Md Abdur Razzaque, president of the Bangladesh Engineering Industry Owners Association, has watched the sector evolve.

He began making lathe machines in the 1980s. One machine had 317 parts, and Dholaikhal workshops made 310 of them. Motors, belts and bearings were the only imported items.

"Back then, this was a good business. After paying all the workers, we made around Tk 10,000 to Tk 15,000 profit per month, which was a big amount," he said.

But from 1994, imported machines from India and China flooded the market. Local manufacturers could not match the price or the technology.

"Today, Dholaikhal is no longer a manufacturing hub. It has become a repair centre, a hospital for mechanical creatures," he said.

Engineers from factories across Bangladesh come here when one broken part halts an entire production line. Skilled machinists often reproduce the needed component within hours. "But this area still runs as part of the informal sector, with huge potential but no investment."

He notes that the Light Engineering Industry Development Policy 2022, which promised better infrastructure, industrial parks, financing and incentives till 2027, has not been implemented. "If it had been, this sector would be far ahead."

HOW TO SAVE IT

The SME Foundation has outlined several recommendations for Dholaikhal.

Short-term measures include specialised training in mould design, machine operation and troubleshooting; accredited testing labs; and dedicated loans for technology upgrades. The foundation also suggests fairs and buyer-seller meetings at home and abroad.

Medium-term steps include exposure visits and technology exchanges with China, Taiwan, Vietnam, Malaysia, South Korea and Thailand. The creation of common facility centres is also advised.

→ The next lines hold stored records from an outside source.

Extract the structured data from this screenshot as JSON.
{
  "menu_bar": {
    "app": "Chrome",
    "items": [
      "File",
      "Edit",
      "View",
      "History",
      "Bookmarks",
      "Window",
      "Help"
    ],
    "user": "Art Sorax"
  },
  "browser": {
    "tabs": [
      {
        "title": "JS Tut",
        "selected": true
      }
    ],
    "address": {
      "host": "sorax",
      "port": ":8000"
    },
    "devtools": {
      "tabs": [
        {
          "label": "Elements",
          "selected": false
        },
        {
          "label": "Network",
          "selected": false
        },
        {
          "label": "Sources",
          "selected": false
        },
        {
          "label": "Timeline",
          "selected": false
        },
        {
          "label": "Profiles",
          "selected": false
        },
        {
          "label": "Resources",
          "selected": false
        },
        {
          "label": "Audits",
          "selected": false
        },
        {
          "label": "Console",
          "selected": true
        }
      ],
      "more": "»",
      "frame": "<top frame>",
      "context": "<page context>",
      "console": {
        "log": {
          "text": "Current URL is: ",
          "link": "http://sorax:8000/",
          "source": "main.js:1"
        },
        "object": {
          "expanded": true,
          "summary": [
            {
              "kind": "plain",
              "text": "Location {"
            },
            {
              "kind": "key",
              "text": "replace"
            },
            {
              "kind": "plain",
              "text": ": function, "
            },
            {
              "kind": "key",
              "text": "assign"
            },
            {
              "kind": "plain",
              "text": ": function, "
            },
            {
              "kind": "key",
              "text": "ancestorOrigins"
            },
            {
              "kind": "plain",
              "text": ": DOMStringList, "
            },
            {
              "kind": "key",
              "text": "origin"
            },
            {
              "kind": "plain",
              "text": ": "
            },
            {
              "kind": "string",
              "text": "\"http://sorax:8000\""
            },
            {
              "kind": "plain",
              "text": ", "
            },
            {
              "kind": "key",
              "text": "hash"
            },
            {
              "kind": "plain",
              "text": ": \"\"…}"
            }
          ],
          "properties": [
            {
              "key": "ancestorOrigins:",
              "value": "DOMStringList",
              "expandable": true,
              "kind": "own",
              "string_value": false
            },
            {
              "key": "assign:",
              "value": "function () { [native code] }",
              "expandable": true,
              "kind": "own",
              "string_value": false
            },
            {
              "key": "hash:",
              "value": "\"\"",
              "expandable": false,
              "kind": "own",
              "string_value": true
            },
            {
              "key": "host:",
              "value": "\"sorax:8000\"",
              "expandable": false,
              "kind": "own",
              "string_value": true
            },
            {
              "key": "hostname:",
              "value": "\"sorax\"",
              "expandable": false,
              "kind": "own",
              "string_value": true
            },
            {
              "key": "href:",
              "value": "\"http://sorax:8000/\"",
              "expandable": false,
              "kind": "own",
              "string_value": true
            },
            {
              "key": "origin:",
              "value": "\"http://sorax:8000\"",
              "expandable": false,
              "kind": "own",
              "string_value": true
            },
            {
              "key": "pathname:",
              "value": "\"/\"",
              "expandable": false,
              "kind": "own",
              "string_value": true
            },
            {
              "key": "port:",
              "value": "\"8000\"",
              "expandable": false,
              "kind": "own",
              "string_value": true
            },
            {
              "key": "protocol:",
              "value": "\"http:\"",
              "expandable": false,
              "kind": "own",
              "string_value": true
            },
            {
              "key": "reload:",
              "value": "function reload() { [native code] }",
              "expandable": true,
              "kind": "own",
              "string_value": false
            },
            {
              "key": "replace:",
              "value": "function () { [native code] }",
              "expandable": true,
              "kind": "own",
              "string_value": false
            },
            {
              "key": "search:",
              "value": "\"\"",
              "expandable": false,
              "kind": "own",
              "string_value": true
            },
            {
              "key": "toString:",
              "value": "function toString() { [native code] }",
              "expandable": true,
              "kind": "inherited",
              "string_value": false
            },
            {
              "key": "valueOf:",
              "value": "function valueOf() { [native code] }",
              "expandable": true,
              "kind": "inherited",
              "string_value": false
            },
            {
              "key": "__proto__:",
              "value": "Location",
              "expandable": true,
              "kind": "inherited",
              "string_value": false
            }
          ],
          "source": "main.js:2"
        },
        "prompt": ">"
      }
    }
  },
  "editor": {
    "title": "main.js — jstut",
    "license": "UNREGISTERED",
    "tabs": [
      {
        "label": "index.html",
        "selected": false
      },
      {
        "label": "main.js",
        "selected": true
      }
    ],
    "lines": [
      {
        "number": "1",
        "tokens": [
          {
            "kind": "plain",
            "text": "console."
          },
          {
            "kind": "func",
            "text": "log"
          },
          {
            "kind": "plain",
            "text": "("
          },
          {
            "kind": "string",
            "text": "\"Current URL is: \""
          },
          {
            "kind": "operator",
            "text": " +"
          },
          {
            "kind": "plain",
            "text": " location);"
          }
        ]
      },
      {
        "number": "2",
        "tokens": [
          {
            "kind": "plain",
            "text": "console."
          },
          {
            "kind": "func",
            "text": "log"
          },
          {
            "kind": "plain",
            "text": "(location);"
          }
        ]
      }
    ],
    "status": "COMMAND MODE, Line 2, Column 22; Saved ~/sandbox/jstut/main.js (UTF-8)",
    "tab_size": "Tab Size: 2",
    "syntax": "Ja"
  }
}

In the long term, the foundation calls for full implementation of the Light Engineering Industry Development Policy 2022 and new industrial clusters across the country.

The goal is to modernise a sector that has grown despite little formal backing.

For now, Dholaikhal continues in its usual form, crowded and resourceful. It may not resemble a modern industrial zone, but it performs the work of one. It keeps factories running, maintains transport fleets and supplies equipment to industries from construction to agriculture.